SpaceX avance progressivement vers une offre mobile dite « direct-to-device », capable de connecter directement un smartphone à un satellite, sans passer obligatoirement par une antenne-relais terrestre. Mais pour s’imposer sur ce marché, l’entreprise d’Elon Musk doit encore résoudre un problème majeur : son accès limité aux fréquences radio les plus intéressantes.
Les bandes de fréquences basses portent plus loin et traversent mieux les obstacles, ce qui les rend particulièrement efficaces dans les villes et les zones très peuplées.

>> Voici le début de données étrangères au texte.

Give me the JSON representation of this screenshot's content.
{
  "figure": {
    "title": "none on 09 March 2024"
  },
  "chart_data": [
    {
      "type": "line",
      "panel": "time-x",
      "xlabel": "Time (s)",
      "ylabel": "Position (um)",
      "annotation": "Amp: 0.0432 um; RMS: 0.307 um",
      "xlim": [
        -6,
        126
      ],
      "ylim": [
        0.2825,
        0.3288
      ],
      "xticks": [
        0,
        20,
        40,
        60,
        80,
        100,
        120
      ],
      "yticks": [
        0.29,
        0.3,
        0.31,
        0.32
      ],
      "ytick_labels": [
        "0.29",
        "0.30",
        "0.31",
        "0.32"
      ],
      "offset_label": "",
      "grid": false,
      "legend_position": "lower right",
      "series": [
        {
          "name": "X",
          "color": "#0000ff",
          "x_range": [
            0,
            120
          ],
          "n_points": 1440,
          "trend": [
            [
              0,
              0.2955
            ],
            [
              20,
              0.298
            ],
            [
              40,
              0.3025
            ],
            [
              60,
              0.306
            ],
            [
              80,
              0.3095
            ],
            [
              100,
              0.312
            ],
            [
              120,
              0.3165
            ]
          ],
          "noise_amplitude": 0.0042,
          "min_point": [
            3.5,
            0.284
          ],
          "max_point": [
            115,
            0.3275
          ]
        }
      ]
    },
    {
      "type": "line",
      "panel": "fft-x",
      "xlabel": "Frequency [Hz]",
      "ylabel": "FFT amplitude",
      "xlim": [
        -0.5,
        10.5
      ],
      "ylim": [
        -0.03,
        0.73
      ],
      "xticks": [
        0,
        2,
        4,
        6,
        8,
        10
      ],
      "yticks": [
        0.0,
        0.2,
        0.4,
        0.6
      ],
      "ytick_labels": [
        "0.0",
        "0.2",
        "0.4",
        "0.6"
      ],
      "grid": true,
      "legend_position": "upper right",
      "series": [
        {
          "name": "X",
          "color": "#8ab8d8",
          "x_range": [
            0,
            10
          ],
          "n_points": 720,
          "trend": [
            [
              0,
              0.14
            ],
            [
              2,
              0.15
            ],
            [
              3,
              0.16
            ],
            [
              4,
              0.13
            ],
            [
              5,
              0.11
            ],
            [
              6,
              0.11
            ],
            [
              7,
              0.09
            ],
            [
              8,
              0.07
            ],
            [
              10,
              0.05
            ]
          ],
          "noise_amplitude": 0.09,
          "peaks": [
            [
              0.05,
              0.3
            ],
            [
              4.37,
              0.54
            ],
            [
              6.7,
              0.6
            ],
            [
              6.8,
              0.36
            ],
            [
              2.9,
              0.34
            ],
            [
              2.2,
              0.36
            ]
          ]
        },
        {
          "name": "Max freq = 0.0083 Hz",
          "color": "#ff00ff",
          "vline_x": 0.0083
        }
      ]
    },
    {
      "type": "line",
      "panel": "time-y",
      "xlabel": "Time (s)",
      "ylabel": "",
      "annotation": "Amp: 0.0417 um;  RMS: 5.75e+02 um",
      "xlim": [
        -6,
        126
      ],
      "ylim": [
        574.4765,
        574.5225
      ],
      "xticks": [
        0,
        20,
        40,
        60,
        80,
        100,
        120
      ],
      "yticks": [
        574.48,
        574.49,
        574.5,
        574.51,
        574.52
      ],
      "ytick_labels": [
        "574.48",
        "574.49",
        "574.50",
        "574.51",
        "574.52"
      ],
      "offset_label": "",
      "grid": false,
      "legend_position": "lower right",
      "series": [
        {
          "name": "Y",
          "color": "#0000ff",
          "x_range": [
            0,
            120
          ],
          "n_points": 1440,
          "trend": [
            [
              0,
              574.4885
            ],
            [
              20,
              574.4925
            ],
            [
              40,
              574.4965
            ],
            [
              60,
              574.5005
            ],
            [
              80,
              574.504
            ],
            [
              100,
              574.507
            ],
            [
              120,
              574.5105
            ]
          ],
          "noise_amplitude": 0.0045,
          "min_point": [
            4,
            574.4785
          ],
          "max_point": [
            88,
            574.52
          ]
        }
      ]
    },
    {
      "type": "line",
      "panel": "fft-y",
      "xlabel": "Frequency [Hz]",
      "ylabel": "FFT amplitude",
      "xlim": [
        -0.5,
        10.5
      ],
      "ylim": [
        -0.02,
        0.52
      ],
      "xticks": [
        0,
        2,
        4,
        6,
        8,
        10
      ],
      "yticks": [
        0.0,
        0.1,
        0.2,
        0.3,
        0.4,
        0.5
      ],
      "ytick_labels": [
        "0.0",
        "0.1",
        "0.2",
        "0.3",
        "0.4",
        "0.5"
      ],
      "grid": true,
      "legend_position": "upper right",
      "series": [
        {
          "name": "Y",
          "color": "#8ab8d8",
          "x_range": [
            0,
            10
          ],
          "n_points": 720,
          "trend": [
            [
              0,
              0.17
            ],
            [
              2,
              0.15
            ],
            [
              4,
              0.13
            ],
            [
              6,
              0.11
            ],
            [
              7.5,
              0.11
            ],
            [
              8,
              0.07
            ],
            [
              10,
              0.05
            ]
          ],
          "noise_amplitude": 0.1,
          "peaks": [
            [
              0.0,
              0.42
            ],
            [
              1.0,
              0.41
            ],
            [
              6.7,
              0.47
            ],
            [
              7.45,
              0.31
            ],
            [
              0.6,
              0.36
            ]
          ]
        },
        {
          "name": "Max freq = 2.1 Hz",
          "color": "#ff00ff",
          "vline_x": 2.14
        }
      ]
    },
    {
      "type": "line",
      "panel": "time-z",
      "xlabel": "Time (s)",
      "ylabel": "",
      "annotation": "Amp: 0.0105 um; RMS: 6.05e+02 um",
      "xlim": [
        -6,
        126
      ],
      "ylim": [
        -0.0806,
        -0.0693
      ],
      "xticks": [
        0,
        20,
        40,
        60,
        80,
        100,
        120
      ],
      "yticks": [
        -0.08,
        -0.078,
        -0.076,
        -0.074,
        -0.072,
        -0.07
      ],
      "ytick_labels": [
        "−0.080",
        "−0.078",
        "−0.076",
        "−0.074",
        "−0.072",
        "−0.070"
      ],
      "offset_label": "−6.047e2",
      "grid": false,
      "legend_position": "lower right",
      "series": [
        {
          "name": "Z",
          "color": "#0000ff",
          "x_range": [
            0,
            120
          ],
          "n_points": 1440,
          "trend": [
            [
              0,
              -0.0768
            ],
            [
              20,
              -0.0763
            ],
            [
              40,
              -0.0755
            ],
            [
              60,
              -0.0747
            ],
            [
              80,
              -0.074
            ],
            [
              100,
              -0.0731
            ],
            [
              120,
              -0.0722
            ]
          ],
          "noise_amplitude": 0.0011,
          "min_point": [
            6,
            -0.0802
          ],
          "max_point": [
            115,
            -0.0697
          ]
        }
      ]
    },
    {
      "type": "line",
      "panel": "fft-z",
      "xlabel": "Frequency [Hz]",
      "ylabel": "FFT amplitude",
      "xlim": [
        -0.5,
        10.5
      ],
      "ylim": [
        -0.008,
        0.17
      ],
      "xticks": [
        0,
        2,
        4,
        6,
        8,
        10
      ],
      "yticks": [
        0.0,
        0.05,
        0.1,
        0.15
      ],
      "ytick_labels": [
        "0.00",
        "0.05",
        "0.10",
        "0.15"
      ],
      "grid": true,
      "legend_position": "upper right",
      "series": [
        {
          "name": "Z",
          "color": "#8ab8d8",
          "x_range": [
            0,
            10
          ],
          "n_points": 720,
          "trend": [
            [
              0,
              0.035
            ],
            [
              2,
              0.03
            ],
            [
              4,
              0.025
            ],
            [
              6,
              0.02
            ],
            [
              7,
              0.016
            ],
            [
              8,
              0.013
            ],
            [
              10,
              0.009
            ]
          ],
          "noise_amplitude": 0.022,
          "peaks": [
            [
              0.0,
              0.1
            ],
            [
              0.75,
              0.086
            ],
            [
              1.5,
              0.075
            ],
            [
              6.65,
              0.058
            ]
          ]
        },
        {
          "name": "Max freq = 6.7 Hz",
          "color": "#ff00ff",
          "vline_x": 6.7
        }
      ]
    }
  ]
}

Aux États-Unis, elles sont toutefois largement détenues par les trois grands opérateurs historiques : AT&T, Verizon et T-Mobile. SpaceX avait déjà commencé à renforcer ses ressources en rachetant certaines fréquences à EchoStar l’année dernière. Selon le média Semafor, deux stratégies seraient désormais étudiées. La première consisterait à acquérir directement un concurrent pour récupérer ses droits d’utilisation du spectre. La seconde serait de participer aux enchères organisées par le gouvernement l’année prochaine.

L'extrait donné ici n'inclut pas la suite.